Synthetic fibronectin peptides suppress arthritis in rats by interrupting leukocyte adhesion and recruitment

Abstract

In an experimental model of arthritis, increased leukocyte adhesion is associated with the evolution of acute and chronic synovial inflammation. Whereas peripheral blood mononuclear cells (PBMC) from control animals bind minimally to fibronectin matrices, PBMC from animals receiving arthropathic doses of bacterial cell walls demonstrate increased integrin mRNA expression and enhanced adhesion.
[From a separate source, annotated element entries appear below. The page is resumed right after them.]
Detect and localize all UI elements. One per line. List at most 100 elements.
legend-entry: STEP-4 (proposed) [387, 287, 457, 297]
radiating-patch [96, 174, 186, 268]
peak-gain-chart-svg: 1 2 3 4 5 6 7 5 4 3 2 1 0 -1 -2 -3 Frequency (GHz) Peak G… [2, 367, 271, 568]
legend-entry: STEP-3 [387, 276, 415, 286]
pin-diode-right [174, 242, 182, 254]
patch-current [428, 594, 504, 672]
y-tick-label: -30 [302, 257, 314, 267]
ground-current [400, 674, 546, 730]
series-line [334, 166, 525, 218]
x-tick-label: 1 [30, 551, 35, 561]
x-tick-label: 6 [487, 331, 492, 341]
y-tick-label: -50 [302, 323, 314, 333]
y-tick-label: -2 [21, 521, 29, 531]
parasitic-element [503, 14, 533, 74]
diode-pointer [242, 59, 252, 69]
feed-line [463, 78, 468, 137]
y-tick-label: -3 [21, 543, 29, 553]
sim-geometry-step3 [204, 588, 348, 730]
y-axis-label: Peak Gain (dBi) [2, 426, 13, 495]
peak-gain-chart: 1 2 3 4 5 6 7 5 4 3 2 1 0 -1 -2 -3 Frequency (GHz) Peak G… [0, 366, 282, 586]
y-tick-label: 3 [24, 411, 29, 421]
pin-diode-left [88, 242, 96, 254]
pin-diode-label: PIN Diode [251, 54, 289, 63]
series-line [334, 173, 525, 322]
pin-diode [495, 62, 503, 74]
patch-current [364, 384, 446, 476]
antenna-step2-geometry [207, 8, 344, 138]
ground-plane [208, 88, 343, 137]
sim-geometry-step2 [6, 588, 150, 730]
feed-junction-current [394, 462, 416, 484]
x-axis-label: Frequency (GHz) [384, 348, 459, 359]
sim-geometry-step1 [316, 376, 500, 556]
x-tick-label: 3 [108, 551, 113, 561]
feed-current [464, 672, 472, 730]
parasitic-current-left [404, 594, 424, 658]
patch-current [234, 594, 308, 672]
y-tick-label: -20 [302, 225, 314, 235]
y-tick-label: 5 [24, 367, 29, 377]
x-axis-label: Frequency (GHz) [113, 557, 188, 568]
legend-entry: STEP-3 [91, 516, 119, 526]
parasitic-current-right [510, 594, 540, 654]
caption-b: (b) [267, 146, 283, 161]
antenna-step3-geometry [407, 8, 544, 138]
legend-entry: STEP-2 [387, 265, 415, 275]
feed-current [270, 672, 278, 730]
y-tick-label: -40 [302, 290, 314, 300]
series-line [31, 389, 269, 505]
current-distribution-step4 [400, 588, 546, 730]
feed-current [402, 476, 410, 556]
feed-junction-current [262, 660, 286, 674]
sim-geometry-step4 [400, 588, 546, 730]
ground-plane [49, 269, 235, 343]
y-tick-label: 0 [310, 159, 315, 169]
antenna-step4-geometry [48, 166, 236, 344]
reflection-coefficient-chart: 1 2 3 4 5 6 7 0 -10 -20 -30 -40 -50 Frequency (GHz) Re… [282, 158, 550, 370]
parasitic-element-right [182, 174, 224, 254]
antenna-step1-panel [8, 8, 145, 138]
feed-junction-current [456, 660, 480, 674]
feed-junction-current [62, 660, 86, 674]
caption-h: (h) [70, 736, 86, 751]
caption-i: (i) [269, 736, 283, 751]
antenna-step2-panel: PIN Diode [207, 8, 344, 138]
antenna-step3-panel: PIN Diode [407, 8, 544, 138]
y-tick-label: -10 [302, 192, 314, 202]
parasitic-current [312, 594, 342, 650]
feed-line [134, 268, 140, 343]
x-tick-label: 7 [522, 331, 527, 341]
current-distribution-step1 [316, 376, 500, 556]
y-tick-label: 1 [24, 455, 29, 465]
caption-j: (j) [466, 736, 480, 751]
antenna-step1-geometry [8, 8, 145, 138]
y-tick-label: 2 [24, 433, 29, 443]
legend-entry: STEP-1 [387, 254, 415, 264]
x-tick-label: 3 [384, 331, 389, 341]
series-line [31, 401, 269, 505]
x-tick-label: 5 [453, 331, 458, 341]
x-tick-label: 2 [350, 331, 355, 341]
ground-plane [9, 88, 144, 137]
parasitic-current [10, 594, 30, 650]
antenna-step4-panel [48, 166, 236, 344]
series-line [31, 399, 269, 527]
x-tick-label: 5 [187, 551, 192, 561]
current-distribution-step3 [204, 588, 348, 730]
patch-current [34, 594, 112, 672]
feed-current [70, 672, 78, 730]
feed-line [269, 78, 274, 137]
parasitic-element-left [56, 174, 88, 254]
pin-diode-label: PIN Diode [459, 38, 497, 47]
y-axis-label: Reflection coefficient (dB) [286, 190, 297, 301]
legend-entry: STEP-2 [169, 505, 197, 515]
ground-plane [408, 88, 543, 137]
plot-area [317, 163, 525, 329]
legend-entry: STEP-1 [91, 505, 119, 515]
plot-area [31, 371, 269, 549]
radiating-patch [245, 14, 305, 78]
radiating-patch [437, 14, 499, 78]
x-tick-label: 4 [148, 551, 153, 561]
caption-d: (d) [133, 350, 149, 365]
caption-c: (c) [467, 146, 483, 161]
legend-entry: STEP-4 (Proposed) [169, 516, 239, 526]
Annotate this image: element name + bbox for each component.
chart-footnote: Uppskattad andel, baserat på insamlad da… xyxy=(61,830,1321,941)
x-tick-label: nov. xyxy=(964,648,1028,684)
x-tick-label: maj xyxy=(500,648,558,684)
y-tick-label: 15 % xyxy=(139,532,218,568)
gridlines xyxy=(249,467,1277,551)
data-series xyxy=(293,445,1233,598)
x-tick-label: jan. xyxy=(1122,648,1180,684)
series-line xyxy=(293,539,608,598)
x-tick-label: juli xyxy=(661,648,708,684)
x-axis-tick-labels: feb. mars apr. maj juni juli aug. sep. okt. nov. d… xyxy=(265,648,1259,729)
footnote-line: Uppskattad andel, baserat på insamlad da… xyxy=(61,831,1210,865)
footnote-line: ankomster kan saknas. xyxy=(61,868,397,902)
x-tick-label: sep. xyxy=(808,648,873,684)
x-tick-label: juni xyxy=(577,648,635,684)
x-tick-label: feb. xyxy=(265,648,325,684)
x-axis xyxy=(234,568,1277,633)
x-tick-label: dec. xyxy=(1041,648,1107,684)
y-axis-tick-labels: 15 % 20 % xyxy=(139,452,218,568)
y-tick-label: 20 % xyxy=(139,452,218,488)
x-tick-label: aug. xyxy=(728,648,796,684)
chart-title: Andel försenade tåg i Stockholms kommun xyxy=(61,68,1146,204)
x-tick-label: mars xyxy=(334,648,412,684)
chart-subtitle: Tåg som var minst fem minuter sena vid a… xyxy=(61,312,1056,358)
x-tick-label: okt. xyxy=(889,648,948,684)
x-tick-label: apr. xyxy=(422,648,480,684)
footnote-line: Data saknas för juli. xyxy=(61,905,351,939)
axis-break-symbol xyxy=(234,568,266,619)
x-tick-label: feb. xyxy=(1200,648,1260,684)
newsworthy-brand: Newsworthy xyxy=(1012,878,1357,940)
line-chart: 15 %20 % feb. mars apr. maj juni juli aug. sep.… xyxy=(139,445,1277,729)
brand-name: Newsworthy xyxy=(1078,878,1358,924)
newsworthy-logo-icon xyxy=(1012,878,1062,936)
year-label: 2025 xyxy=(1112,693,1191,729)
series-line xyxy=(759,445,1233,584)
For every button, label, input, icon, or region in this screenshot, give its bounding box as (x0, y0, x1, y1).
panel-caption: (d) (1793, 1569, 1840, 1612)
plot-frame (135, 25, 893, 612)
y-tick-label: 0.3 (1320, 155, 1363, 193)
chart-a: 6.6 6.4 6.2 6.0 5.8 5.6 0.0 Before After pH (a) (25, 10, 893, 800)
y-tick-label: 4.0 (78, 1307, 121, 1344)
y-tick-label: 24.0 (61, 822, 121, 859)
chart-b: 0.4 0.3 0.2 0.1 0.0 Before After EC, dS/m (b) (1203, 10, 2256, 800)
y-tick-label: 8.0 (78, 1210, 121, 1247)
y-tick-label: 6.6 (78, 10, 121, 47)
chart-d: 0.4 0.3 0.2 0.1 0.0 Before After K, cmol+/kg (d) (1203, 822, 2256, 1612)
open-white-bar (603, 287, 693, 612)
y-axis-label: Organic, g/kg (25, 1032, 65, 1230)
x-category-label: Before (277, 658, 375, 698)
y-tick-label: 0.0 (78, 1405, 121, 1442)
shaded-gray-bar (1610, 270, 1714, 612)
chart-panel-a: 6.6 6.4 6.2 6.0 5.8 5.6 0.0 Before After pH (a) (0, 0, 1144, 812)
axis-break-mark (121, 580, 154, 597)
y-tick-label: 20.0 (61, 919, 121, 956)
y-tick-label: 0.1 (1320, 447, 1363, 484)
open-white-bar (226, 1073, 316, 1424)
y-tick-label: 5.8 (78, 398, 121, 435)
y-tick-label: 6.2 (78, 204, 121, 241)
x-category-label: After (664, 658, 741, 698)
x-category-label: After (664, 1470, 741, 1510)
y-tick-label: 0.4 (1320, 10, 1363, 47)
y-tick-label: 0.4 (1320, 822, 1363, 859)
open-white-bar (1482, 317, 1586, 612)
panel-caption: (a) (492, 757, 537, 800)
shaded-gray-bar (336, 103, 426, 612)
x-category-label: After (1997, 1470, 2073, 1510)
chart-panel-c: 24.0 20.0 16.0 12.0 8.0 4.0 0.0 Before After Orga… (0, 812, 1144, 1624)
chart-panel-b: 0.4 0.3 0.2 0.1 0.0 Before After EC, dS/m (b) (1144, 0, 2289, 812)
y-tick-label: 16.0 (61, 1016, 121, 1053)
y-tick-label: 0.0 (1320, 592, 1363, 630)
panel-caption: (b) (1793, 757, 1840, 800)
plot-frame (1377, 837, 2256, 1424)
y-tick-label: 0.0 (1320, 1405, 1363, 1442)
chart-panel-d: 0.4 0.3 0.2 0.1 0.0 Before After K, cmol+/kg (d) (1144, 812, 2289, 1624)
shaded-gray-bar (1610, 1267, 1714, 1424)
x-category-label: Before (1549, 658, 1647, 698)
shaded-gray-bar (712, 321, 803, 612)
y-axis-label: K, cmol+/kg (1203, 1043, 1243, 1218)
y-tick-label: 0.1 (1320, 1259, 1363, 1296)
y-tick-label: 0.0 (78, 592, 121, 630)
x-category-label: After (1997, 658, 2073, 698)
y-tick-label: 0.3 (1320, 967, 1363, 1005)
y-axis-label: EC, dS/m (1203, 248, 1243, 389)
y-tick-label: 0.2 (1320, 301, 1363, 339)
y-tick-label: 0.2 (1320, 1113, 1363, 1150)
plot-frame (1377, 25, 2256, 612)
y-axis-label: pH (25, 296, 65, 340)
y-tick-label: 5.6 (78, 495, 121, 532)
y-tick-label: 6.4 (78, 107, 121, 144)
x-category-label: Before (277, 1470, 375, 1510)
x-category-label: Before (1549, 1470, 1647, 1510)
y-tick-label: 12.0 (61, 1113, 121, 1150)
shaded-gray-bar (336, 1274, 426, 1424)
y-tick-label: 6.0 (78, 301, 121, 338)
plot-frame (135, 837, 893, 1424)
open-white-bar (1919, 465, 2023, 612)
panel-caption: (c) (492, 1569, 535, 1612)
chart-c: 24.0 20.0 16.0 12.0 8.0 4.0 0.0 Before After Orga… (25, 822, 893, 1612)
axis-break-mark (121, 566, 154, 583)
To determine whether this augmented adhesion was causal in the development of synovial pathology, peptides synthesized from several fibronectin domains which inhibited leukocyte adhesion in vitro were administered to arthritic animals either as free peptides or coupled to a carrier molecule. Not only were peptides containing either the RGD or CS-1 cell-binding domains inhibitory to chronic synovial pathology (articular index = 10.5 +/- 0.3 for untreated animals compared to 1.25 +/- 0.25 for RGD and 2.5 +/- 0.7 for CS-1), but three peptides synthesized from the carboxy-terminal 33-kD heparin-binding domain of fibronectin were also found to significantly inhibit leukocyte recruitment and the evolution of arthritis. Based on these data, which are the first to explore the therapeutic potential of heparin-binding fibronectin peptides in chronic inflammation, it appears that antagonism of cellular adhesion and recruitment by fibronectin peptides may provide an important mechanism for modulating the multi-step adhesion process and attenuating aberrant inflammatory responses.